1030:TR   ALTHSE 206
INST 290-03 A New Cold War? 21st Century Russian Foreign Policy and Russia’s Relations with the West
Instructor: Robert Hamilton
Course Description:
Cross-listed with POSC 290-04 and RUSS 260-01. This course will examine current Russian foreign policy and Russias relationship with the West, especially NATO and EU countries. The course begins with a brief historical survey of the Cold War relationship between the Soviet Union and the West. It then traces the development of Russias relationship with the West from the collapse of the Soviet Union until the present day. The third section of the course examines current Russian foreign policy and geopolitical theory, beginning with Russian policy in its self-described Near Abroad, moving to Russias role in the wider Eurasian region, and ending with an examination of Russias place in the international system. An overarching theme of the third section of the course is how Russia and the West interact in each of these areas.
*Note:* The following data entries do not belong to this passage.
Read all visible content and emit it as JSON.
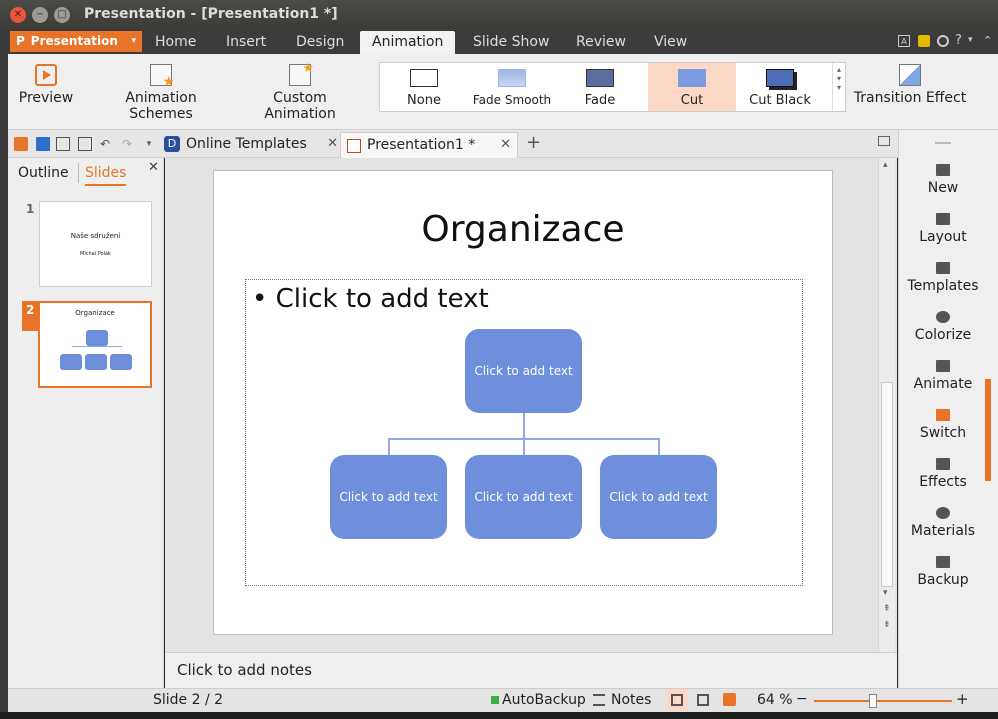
{
  "window": {
    "title": "Presentation - [Presentation1 *]"
  },
  "menu": {
    "app_button": "Presentation",
    "tabs": [
      "Home",
      "Insert",
      "Design",
      "Animation",
      "Slide Show",
      "Review",
      "View"
    ],
    "active_tab": "Animation",
    "right_icons": [
      "A",
      "?"
    ]
  },
  "ribbon": {
    "preview": "Preview",
    "animation_schemes": "Animation Schemes",
    "custom_animation": "Custom Animation",
    "transitions": [
      "None",
      "Fade Smooth",
      "Fade",
      "Cut",
      "Cut Black"
    ],
    "selected_transition": "Cut",
    "transition_effect": "Transition Effect"
  },
  "doc_tabs": {
    "online_templates": "Online Templates",
    "presentation": "Presentation1 *",
    "add": "+"
  },
  "left_pane": {
    "tab_outline": "Outline",
    "tab_slides": "Slides",
    "close": "✕",
    "slides": [
      {
        "number": "1",
        "title": "Naše sdružení",
        "subtitle": "Michal Polák"
      },
      {
        "number": "2",
        "title": "Organizace"
      }
    ]
  },
  "slide": {
    "title": "Organizace",
    "bullet": "Click to add text",
    "org_boxes": [
      "Click to add text",
      "Click to add text",
      "Click to add text",
      "Click to add text"
    ]
  },
  "notes": {
    "placeholder": "Click to add notes"
  },
  "right_sidebar": {
    "items": [
      "New",
      "Layout",
      "Templates",
      "Colorize",
      "Animate",
      "Switch",
      "Effects",
      "Materials",
      "Backup"
    ]
  },
  "status": {
    "slide_indicator": "Slide 2 / 2",
    "autobackup": "AutoBackup",
    "notes": "Notes",
    "zoom": "64 %",
    "zoom_level": 0.42,
    "minus": "−",
    "plus": "+"
  },
  "colors": {
    "accent": "#e8742a",
    "smartart": "#6d8fdc",
    "selected_transition_bg": "#fbd9c6"
  }
}
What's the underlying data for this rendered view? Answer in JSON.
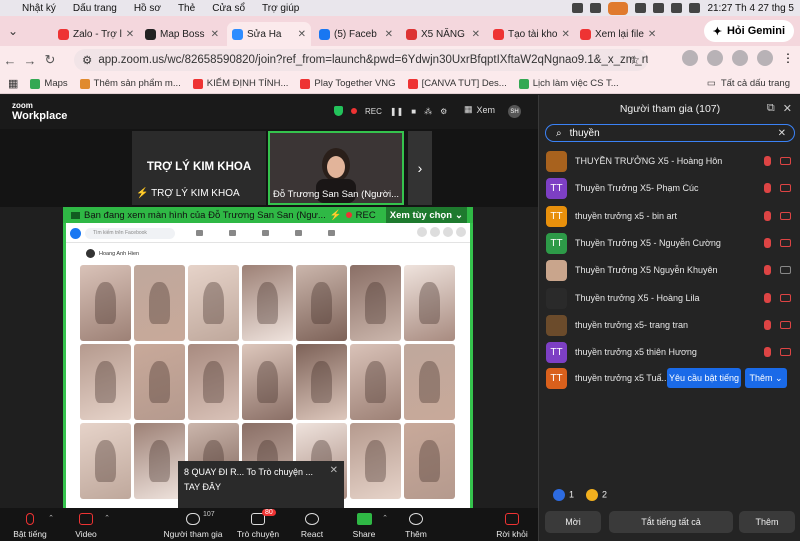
{
  "menubar": {
    "items": [
      "Nhật ký",
      "Dấu trang",
      "Hồ sơ",
      "Thẻ",
      "Cửa sổ",
      "Trợ giúp"
    ],
    "clock": "21:27 Th 4 27 thg 5"
  },
  "tabs": [
    {
      "label": "Zalo - Trợ l",
      "color": "#e33"
    },
    {
      "label": "Map Boss",
      "color": "#222"
    },
    {
      "label": "Sửa Ha",
      "color": "#2d8cff"
    },
    {
      "label": "(5) Faceb",
      "color": "#1877f2"
    },
    {
      "label": "X5 NĂNG",
      "color": "#d33"
    },
    {
      "label": "Tạo tài kho",
      "color": "#e33"
    },
    {
      "label": "Xem lại file",
      "color": "#e33"
    }
  ],
  "gemini_label": "Hỏi Gemini",
  "url": "app.zoom.us/wc/82658590820/join?ref_from=launch&pwd=6Ydwjn30UxrBfqptIXftaW2qNgnao9.1&_x_zm_rtaid=5jRQ...",
  "bookmarks": [
    {
      "label": "Maps",
      "color": "#34a853"
    },
    {
      "label": "Thêm sản phẩm m...",
      "color": "#e08a2e"
    },
    {
      "label": "KIỂM ĐỊNH TÍNH...",
      "color": "#e33"
    },
    {
      "label": "Play Together VNG",
      "color": "#e33"
    },
    {
      "label": "[CANVA TUT] Des...",
      "color": "#e33"
    },
    {
      "label": "Lịch làm việc CS T...",
      "color": "#34a853"
    }
  ],
  "all_bookmarks": "Tất cả dấu trang",
  "zoom": {
    "logo_top": "zoom",
    "logo_bottom": "Workplace",
    "rec": "REC",
    "view": "Xem"
  },
  "thumbs": {
    "t1_name": "TRỢ LÝ KIM KHOA",
    "t1_label": "TRỢ LÝ KIM KHOA",
    "t2_label": "Đỗ Trương San San (Người..."
  },
  "share": {
    "banner": "Bạn đang xem màn hình của  Đỗ Trương San San (Ngư...",
    "rec": "REC",
    "view_option": "Xem tùy chọn"
  },
  "fb": {
    "search": "Tìm kiếm trên Facebook",
    "profile": "Hoang Anh Hien"
  },
  "chat_popup": {
    "line1": "8 QUAY ĐI R... To Trò chuyện ...",
    "line2": "TAY ĐÂY"
  },
  "toolbar": [
    {
      "label": "Bật tiếng",
      "icon": "mic-off-icon"
    },
    {
      "label": "Video",
      "icon": "video-icon"
    },
    {
      "label": "Người tham gia",
      "icon": "participants-icon",
      "count": "107"
    },
    {
      "label": "Trò chuyện",
      "icon": "chat-icon",
      "badge": "80"
    },
    {
      "label": "React",
      "icon": "react-icon"
    },
    {
      "label": "Share",
      "icon": "share-icon"
    },
    {
      "label": "Thêm",
      "icon": "more-icon"
    },
    {
      "label": "Rời khỏi",
      "icon": "leave-icon"
    }
  ],
  "panel": {
    "title": "Người tham gia (107)",
    "search": "thuyền",
    "participants": [
      {
        "name": "THUYỀN TRƯỞNG X5 - Hoàng Hôn",
        "initials": "",
        "color": "#a8621e",
        "cam": "red"
      },
      {
        "name": "Thuyền Trưởng X5- Phạm Cúc",
        "initials": "TT",
        "color": "#7d3fc4",
        "cam": "red"
      },
      {
        "name": "thuyền trưởng x5 - bin art",
        "initials": "TT",
        "color": "#e8900c",
        "cam": "red"
      },
      {
        "name": "Thuyền Trưởng X5 - Nguyễn Cường",
        "initials": "TT",
        "color": "#2d9a48",
        "cam": "red"
      },
      {
        "name": "Thuyền Trưởng X5 Nguyễn Khuyên",
        "initials": "",
        "color": "#c9a58c",
        "cam": "grey"
      },
      {
        "name": "Thuyền trưởng X5 - Hoàng Lila",
        "initials": "",
        "color": "#2a2a2a",
        "cam": "red"
      },
      {
        "name": "thuyền trưởng x5- trang tran",
        "initials": "",
        "color": "#6b4b2b",
        "cam": "red"
      },
      {
        "name": "thuyền trưởng x5 thiên Hương",
        "initials": "TT",
        "color": "#7d3fc4",
        "cam": "red"
      }
    ],
    "last": {
      "name": "thuyền trưởng x5 Tuấ...",
      "initials": "TT",
      "color": "#d9601c",
      "unmute": "Yêu cầu bật tiếng",
      "more": "Thêm"
    },
    "reactions": [
      {
        "count": "1",
        "color": "#2d6be0"
      },
      {
        "count": "2",
        "color": "#f2b01e"
      }
    ],
    "buttons": {
      "invite": "Mời",
      "mute_all": "Tắt tiếng tất cả",
      "more": "Thêm"
    }
  }
}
The course concludes with a discussion of whether Russian-Western relations can be described as a new Cold War, and how the two parties can best manage their relationship to prevent misperception and miscalculation from leading to conflict between them. Taught in English
1500:TR   BOSLER 314
INST 290-04 Social Movements, Social Media and Global Change
Instructor: Jacob Jacob
Course Description:
Cross-listed with FMST 320-02 and SOCI 230-03.Just as the printing press and the early public spheres created the tools and the space for the rise of nationalist and religious movements in 16th century Europe, new communication technologies and social media have created both the space and the tools for the rise of social movements in contemporary society. Movements such as the Arab Spring, the Kony 2012 campaign, #BlackLivesMatter, #BringBackOurGirls among others have drawn on social media to mobilize and organize popular interventions in the public sphere. This course is a conceptual and applied exploration of the complex interactions between the ecologies of social movements and social media, within the context of an increasingly globalized public sphere. In addition to studying these interactions, students work in teams to develop authentic social movement campaigns on issues they care about. The course climaxes with students presenting their campaigns to a college audience.
1030:TR   DENNY 212
INST 401-01 Global Futures
Instructor: Russell Bova
Course Description:
Early post-Cold War era optimism about a future of increasing democracy, prosperity, and peace has given way in recent years to concerns about resurgent authoritarianism, global economic instability, and even the prospect of major power war. This seminar will examine and debate various images of the global future through reading and discussion of a series of provocative books and articles that attempt to assess the trajectory of current global trends. Those readings will be selected with an eye toward reinforcing and deepening your understanding of each of the core areas of the IS major-- IR theory, US foreign policy, international economics, and even diplomatic history ("what's past is prologue"), with applicability to all of the concentrations pursued by IS majors.
1330:T   ALTHSE 201
INST 401-02 Empire
Instructor: Edward Webb
Course Description:
Empires may seem to belong to history, but they have shaped todays political order and globalizing economy. Few parts of the world have been untouched by empire. Some argue that the United States is or should be an empire, whether they see it as benign or malign. What does empire mean today? Participants will critically assess diverse materials to come to their own conclusions about the analytical utility of the concept of empire, and how they can best apply it to understand issues that matter in world politics today. Students will produce research papers examining how empire affects their areas of specialization, in preparation for discussion at the oral examination in the spring.
1330:W   ALTHSE 109
INST 401-03 Issues in American Foreign Policy
Instructor: Douglas Stuart
Course Description:
This Senior seminar is designed to give students an opportunity to discuss past, present and future issues in US foreign policy. Among the topics to be discussed are: US grand strategy, civil-military relations, and US policies in the Indo-Asia-Pacific and Europe.